Each tumor was genomically unique, but nine of the 14 contained alterations in one or both of two particular cellular pathways: RAS/RAF/MEK/ERK and PI3K/AKT/MTOR.  Targeted therapeutic intervention aimed at these pathways achieved impressive responses in several cases.

“Importantly, the analysis provided insights into the potential unique therapeutic vulnerabilities of each cancer,” said Dr. Joyce O’Shaughnessy, M.D., the study’s other co-lead author. Dr. O’Shaughnessy is a practicing oncologist with Texas Oncology — an affiliate of The US Oncology Network — and is the Celebrating Women Chair of Breast Cancer Research at Baylor Charles A. Sammons Cancer Center.

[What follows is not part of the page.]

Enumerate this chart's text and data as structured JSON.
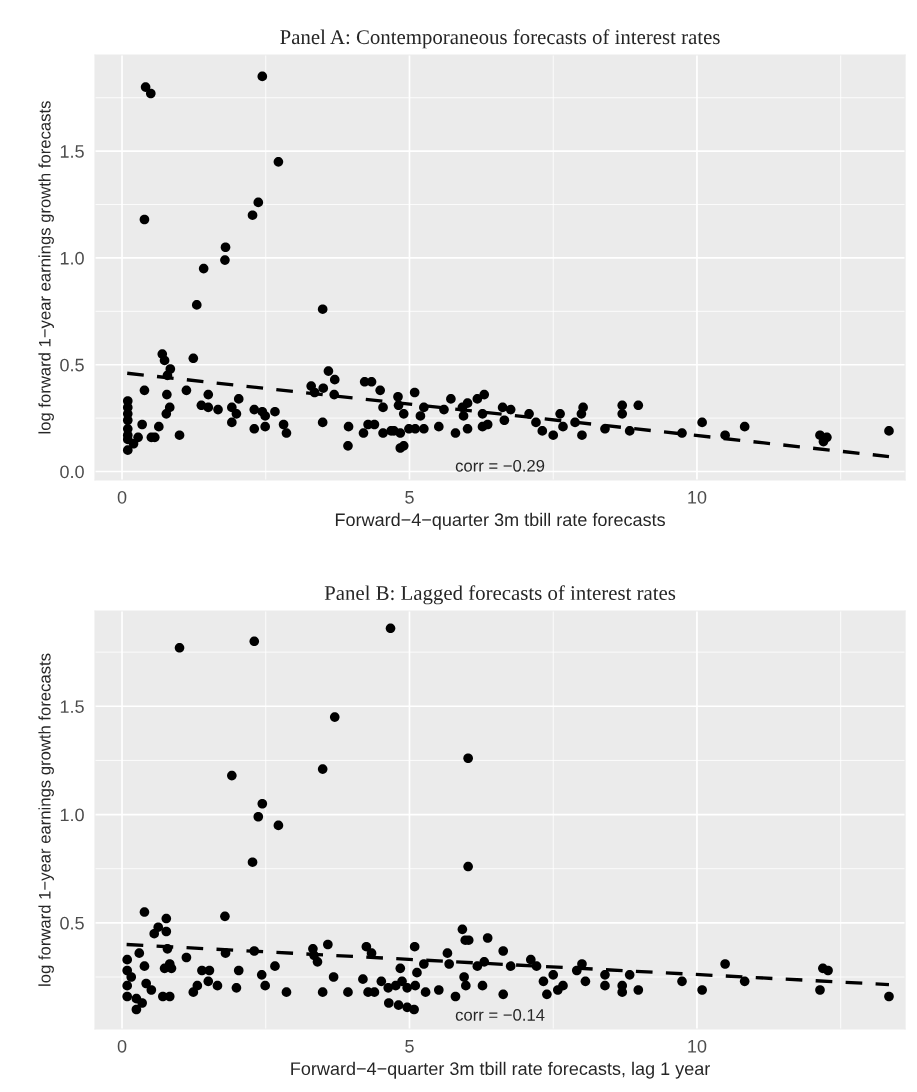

Metastatic TNBC is a highly aggressive form of breast cancer that disproportionately affects African-Americans. It is called triple-negative because tumors do not express the estrogen receptor, progesterone receptor or HER-2, the biomarkers successfully targeted in most breast cancers.

Metastatic TNBC also has a poor prognosis once the cancer has spread to other organs, with a median survival rate among metastatic patients of only one year. While TNBC accounts for only about 15 percent of all breast cancers, its more aggressive biology makes it responsible for nearly one in four deaths related to this disease.

“The nature of this disease cries out for innovative research techniques such as whole genome sequencing coupled with new tools for data analysis,” said Dr. David Craig, Ph.D., TGen’s Deputy Director of Bioinformatics, and one of the study’s co-lead authors.

“We are aware that these results are preliminary and based on a small series of patients,” said Carpten. “However, our study will pave the way for new clinical trials and novel hypotheses for future testing in a very difficult to treat cancer.”

Whole-genome sequencing of tumors and normal tissue was performed on Life Technologies Corporation’s Applied Biosystems SOLiD™ 4.0 platform, and results were validated in a CLIA-certified laboratory.

The study, “Genome and transcriptome sequencing in prospective triple negative breast cancer uncovers therapeutic vulnerabilities,” is sponsored by the Translational Genomics Research Institute (TGen) and US Oncology Research with support from Life Technologies Corporation.

Molecular Cancer Therapeutics is one of several peer-reviewed scientific journals published by the 34,000-member American Association for Cancer Research (AACR), the oldest and largest scientific organization in the world focused on every aspect of high-quality, innovative cancer research. The programs and services of the AACR foster the exchange of knowledge and new ideas among scientists dedicated to cancer research, provide training opportunities for the next generation of cancer researchers, and increase public understanding of cancer.